Something strange has occurred. Today, I was possessed with such an urge as I could not rationalize; as if in a

dream, I returned to the scaffold, the site of Hester’s ignominy. As I stood upon it, I realized that no matter how long I stayed, there was little chance of anyone finding me; there was no penitence to be had for me upon this scaffold. But soon I found myself slipping into delusion; after all, I was already in a trace-like state. I thought I carried upon my breast a token such as Hester’s; a scarlet “A”. This nightmarish perception frightened me so that I shrieked aloud; surely, there could have been no one that did not hear my piercing cry, for I think it must have shattered the peace of the early morning both far and wide. However, no one came, to my relief; I would not be discovered. As I stood upon the scaffold, Wilson, coming from the Governor’s deathbed, soon passed me; he nearly saw me, but he soon continued on his way, past the scaffold and back home. I stayed on the scaffold for some time, though I cannot determine why; perhaps I thought to make penance, as Hester had; but if so, it was poor penance, as no one saw me there (though I imagined what would have occurred if they had; no doubt, the scene would have been worth observing). No one, that is, but Hester herself, and Pearl as well. For as I stood upon the scaffold, they passed me, also having visited the governor’s deathbed, and I called to them. Pearl and Hester soon joined me on the

scaffold; I cannot help but think that this is how I should have met them when first Hester scaled the platform. Then several things happened that I could not explain. Pearl, with her uncanny instinct for asking astoundingly appropriate questions, asked if I would join them on the scaffold in daylight. How did she know that I could not do such a thing; that this was my one fear? I replied in the best way that I could; I would expose my sin on the judgment day. She seems to understand more than any child should… But in any case, what happened next was even stranger, and as uncanny. For in the sky appeared a meteor, which carved out a red “A”. This is a more obvious sign than any other; our crime is meant to be displayed before our fellow men.

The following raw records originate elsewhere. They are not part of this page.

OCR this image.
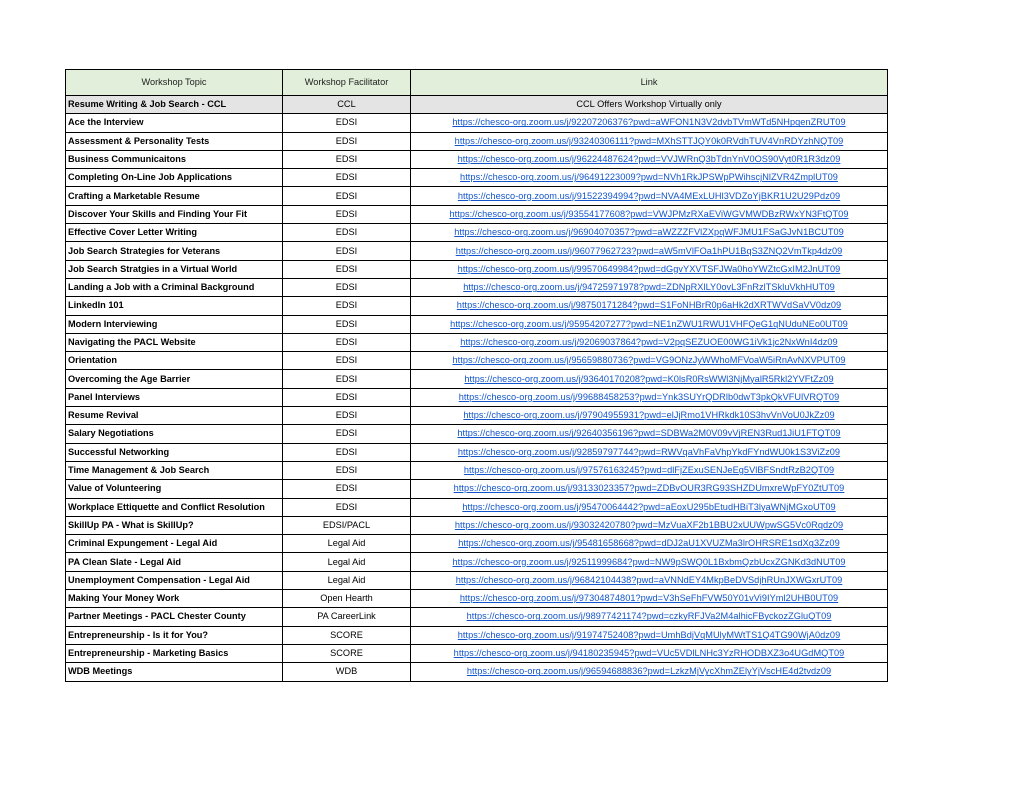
Workshop Topic	Workshop Facilitator	Link
Resume Writing & Job Search - CCL	CCL	CCL Offers Workshop Virtually only
Ace the Interview	EDSI	https://chesco-org.zoom.us/j/92207206376?pwd=aWFON1N3V2dvbTVmWTd5NHpqenZRUT09
Assessment & Personality Tests	EDSI	https://chesco-org.zoom.us/j/93240306111?pwd=MXhSTTJQY0k0RVdhTUV4VnRDYzhNQT09
Business Communicaitons	EDSI	https://chesco-org.zoom.us/j/96224487624?pwd=VVJWRnQ3bTdnYnV0OS90Vyt0R1R3dz09
Completing On-Line Job Applications	EDSI	https://chesco-org.zoom.us/j/96491223009?pwd=NVh1RkJPSWpPWihscjNlZVR4ZmplUT09
Crafting a Marketable Resume	EDSI	https://chesco-org.zoom.us/j/91522394994?pwd=NVA4MExLUHl3VDZoYjBKR1U2U29Pdz09
Discover Your Skills and Finding Your Fit	EDSI	https://chesco-org.zoom.us/j/93554177608?pwd=VWJPMzRXaEViWGVMWDBzRWxYN3FtQT09
Effective Cover Letter Writing	EDSI	https://chesco-org.zoom.us/j/96904070357?pwd=aWZZZFVlZXpqWFJMU1FSaGJvN1BCUT09
Job Search Strategies for Veterans	EDSI	https://chesco-org.zoom.us/j/96077962723?pwd=aW5mVlFOa1hPU1BqS3ZNQ2VmTkp4dz09
Job Search Stratgies in a Virtual World	EDSI	https://chesco-org.zoom.us/j/99570649984?pwd=dGgvYXVTSFJWa0hoYWZtcGxIM2JnUT09
Landing a Job with a Criminal Background	EDSI	https://chesco-org.zoom.us/j/94725971978?pwd=ZDNpRXlLY0ovL3FnRzlTSkluVkhHUT09
LinkedIn 101	EDSI	https://chesco-org.zoom.us/j/98750171284?pwd=S1FoNHBrR0p6aHk2dXRTWVdSaVV0dz09
Modern Interviewing	EDSI	https://chesco-org.zoom.us/j/95954207277?pwd=NE1nZWU1RWU1VHFQeG1qNUduNEo0UT09
Navigating the PACL Website	EDSI	https://chesco-org.zoom.us/j/92069037864?pwd=V2pqSEZUOE00WG1iVk1jc2NxWnI4dz09
Orientation	EDSI	https://chesco-org.zoom.us/j/95659880736?pwd=VG9ONzJyWWhoMFVoaW5iRnAvNXVPUT09
Overcoming the Age Barrier	EDSI	https://chesco-org.zoom.us/j/93640170208?pwd=K0lsR0RsWWl3NjMyalR5Rkl2YVFtZz09
Panel Interviews	EDSI	https://chesco-org.zoom.us/j/99688458253?pwd=Ynk3SUYrQDRlb0dwT3pkQkVFUlVRQT09
Resume Revival	EDSI	https://chesco-org.zoom.us/j/97904955931?pwd=elJjRmo1VHRkdk10S3hvVnVoU0JkZz09
Salary Negotiations	EDSI	https://chesco-org.zoom.us/j/92640356196?pwd=SDBWa2M0V09vVjREN3Rud1JiU1FTQT09
Successful Networking	EDSI	https://chesco-org.zoom.us/j/92859797744?pwd=RWVqaVhFaVhpYkdFYndWU0k1S3ViZz09
Time Management & Job Search	EDSI	https://chesco-org.zoom.us/j/97576163245?pwd=dlFjZExuSENJeEg5VlBFSndtRzB2QT09
Value of Volunteering	EDSI	https://chesco-org.zoom.us/j/93133023357?pwd=ZDBvOUR3RG93SHZDUmxreWpFY0ZtUT09
Workplace Ettiquette and Conflict Resolution	EDSI	https://chesco-org.zoom.us/j/95470064442?pwd=aEoxU295bEtudHBiT3lyaWNjMGxoUT09
SkillUp PA - What is SkillUp?	EDSI/PACL	https://chesco-org.zoom.us/j/93032420780?pwd=MzVuaXF2b1BBU2xUUWpwSG5Vc0Rqdz09
Criminal Expungement - Legal Aid	Legal Aid	https://chesco-org.zoom.us/j/95481658668?pwd=dDJ2aU1XVUZMa3lrOHRSRE1sdXg3Zz09
PA Clean Slate - Legal Aid	Legal Aid	https://chesco-org.zoom.us/j/92511999684?pwd=NW9pSWQ0L1BxbmQzbUcxZGNKd3dNUT09
Unemployment Compensation - Legal Aid	Legal Aid	https://chesco-org.zoom.us/j/96842104438?pwd=aVNNdEY4MkpBeDVSdjhRUnJXWGxrUT09
Making Your Money Work	Open Hearth	https://chesco-org.zoom.us/j/97304874801?pwd=V3hSeFhFVW50Y01vVi9IYml2UHB0UT09
Partner Meetings - PACL Chester County	PA CareerLink	https://chesco-org.zoom.us/j/98977421174?pwd=czkyRFJVa2M4alhicFByckozZGluQT09
Entrepreneurship - Is it for You?	SCORE	https://chesco-org.zoom.us/j/91974752408?pwd=UmhBdjVqMUlyMWtTS1Q4TG90WjA0dz09
Entrepreneurship - Marketing Basics	SCORE	https://chesco-org.zoom.us/j/94180235945?pwd=VUc5VDlLNHc3YzRHODBXZ3o4UGdMQT09
WDB Meetings	WDB	https://chesco-org.zoom.us/j/96594688836?pwd=LzkzMjVycXhmZElyYjVscHE4d2tvdz09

God in heaven will make it so! The last incident of the early morn was the sighting of Chillingworth, who I seem to be unable to hide anything from. He saw us together on the platform, and I think that he realized what it meant; he is no fool. He is horrifying, and I am sure now that he is truly set against me, for he has become malevolent in his practices. Hester seemed to know him; I implored that she reveal his true nature to me, but for some reason she could not. Oh, why does he torment me?